The art part came only 40 years later with Beethoven. What were musical non sequiturs in the hands of C.P.E. became Beethoven's most intensely chiseled monuments, ones that required generations to be understood.
The fact that Zacharias put Brahms between the two - as opposed to following the usual chronological order - shook you out of your usual points of reference with that composer. The four works from his Op. 119 were played in a loose-limbed fashion, often with slowish tempos, making you aware of the many moving parts (and not necessarily congruent ones) that lie beyond the pieces' appealing melodies.
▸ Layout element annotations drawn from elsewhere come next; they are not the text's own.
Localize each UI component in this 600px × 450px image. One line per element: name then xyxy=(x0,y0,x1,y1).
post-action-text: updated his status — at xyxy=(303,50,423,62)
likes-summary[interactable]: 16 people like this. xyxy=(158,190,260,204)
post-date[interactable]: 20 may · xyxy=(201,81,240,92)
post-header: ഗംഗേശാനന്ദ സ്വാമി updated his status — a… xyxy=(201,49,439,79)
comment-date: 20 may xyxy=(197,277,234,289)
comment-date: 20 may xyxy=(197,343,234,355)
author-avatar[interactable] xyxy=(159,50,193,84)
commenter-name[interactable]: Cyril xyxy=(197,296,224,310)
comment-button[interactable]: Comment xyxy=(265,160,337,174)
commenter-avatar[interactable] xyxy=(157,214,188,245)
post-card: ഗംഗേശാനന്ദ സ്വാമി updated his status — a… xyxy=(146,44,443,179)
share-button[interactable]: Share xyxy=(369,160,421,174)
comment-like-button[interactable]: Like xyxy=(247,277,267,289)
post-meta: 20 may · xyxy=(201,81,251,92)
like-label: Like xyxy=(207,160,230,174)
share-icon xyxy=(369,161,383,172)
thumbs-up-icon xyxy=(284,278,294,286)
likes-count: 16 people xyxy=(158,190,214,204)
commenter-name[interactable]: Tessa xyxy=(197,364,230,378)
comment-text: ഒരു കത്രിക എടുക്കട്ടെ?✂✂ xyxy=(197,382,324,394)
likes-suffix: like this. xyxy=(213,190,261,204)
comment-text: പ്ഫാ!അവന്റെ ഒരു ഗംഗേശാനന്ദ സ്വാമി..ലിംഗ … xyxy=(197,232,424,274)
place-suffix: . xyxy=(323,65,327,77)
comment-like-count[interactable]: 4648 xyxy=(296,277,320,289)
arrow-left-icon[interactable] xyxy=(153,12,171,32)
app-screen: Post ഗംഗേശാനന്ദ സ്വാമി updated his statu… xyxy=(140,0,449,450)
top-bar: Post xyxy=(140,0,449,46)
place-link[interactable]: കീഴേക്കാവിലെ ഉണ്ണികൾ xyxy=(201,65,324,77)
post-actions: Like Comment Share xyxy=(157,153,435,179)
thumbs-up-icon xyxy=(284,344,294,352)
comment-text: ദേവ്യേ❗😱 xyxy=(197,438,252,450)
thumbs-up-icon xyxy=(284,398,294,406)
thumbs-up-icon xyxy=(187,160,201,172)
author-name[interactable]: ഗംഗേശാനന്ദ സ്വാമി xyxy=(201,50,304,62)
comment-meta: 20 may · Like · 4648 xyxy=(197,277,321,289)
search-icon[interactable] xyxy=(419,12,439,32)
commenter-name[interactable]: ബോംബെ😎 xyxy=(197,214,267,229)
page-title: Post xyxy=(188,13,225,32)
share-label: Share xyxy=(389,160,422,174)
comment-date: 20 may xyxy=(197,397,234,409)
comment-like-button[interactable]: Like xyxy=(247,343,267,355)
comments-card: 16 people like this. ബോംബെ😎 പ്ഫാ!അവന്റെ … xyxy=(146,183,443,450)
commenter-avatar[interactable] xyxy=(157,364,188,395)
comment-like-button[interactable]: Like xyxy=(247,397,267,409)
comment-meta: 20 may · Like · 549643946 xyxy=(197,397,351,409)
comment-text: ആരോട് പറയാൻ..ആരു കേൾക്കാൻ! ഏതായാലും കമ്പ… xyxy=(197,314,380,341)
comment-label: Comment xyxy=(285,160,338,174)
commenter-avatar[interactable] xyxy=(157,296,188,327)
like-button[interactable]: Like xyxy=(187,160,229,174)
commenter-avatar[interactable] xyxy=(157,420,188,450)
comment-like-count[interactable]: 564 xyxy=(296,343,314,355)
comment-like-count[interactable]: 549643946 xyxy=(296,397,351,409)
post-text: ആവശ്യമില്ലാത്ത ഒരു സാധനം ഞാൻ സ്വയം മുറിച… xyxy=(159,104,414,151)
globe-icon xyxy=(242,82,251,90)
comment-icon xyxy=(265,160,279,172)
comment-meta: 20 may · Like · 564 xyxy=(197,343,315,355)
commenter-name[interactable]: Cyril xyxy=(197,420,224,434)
The performances were unlike anyone else's. With his clean, fleet clarity, Zacharias made the Bach Piano Sonata in A minor and Rondo in C minor as scintillating as Domenico Scarlatti so that when the music fell through one of many trap doors or came unhinged, the effect was all the more jaw-dropping. Brahms is usually played with dark timbres; Zacharias made the treble lines speak more clearly within an evenly voiced harmonic spectrum. Though late Beethoven is often played like a Zen koan or platform for abstract philosophy, Zacharias played Op. 110 purely and simply, as a thing of beauty. I could have done without some of his overly elastic rhythms, but the overall package is likely to glisten at length in my memory.
The second half - Schubert's Piano Sonata in D major (D. 850) - seemed not to be part of the rest of the program's concept, especially in a performance that was unsentimental in the extreme. Zacharias' cool sonorities assured you would hear no echoes of the vocal harmonies that informed so much of Schubert's piano writing. Melodies were brushed by quickly, without reference to their emotional content. What emerged in the process of elimination was the musical architecture, and in this particular 1825 piece, that aspect isn't extraordinarily interesting. The sonata goes on and on and on. The question in any given performance is if you mind. In this one, I minded a lot.